In its budget document tabled April 11, the Ontario government is promising to let auto insurers give clients more opportunities to get discounts.

“Drivers should have the choice to lower their premiums by allowing insurers to consider their credit history, or by agreeing to use preferred providers of auto repair or health care services,” the government said in the budget document.

“You have companies like TD and Intact who are now going to these one-stop shop type of customer care facilities,” Pete Karageorgos, IBC’s director of consumer and industry relations for Ontario, said in an interview Monday. “For some consumers, they may like that choice. Others may not.”

Carriers are currently prohibited from using credit scores as rating factors in auto insurance in Ontario.

It is “interesting” that the current government would change this, but it is not clear how this would be rolled out, Karageorgos suggested.

Offering more consumer choice was one recommendation made by David Marshall, then a special advisor to the finance minister on auto insurance, in Fair Benefits Fairly Delivered, released Apr. 11, 2017. At the time the Liberals were the ruling party. They were replaced by the Progressive Conservatives in the June, 2018 election.

“Insurers should be empowered to offer additional coverages and new products if consumers are willing to pay and insurers should be encouraged to innovate and introduce new products,” Marshall wrote in 2017.

The current government’s auto insurance strategy is intended to improve consumer choice and give them more control over rates and coverage, Finance Minister Vic Fedeli said in last week’s budget document.

“This government is obviously interested in looking at the Marshall report.

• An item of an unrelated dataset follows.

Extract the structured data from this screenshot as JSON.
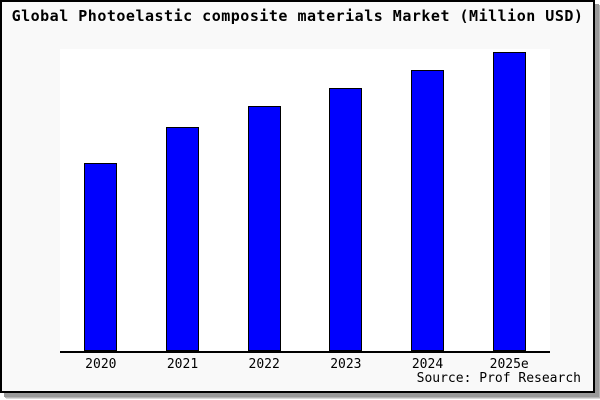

I think they recognize that to fix auto insurance, this is a problem that has been decades in the making,” Karageorgos said Monday.

In Fair Benefits Fairly Delivered, Marshall recommended in 2017 that cash settlements be banned for first-party medical and rehabilitation care.

The new budget document does not propose this, but does propose what it calls a “care not cash default clause to ensure that a driver’s auto insurance coverage will pay for treatment instead of costly legal fees while giving the driver the option to be eligible to receive cash settlements if they so choose.”

It is too early to say whether this would change accident benefits coverage from how it works now, said Karageorgos.

“Any regulatory or statutory changes would have to still be introduced. We are still probably in the early stage of looking at that,” he said.

Karageorgos noted the government recently surveyed tens of thousands of Ontarians on auto insurance.

“They are willing to roll up their sleeves and do the work. That should be good news for all involved in auto insurance in Ontario.”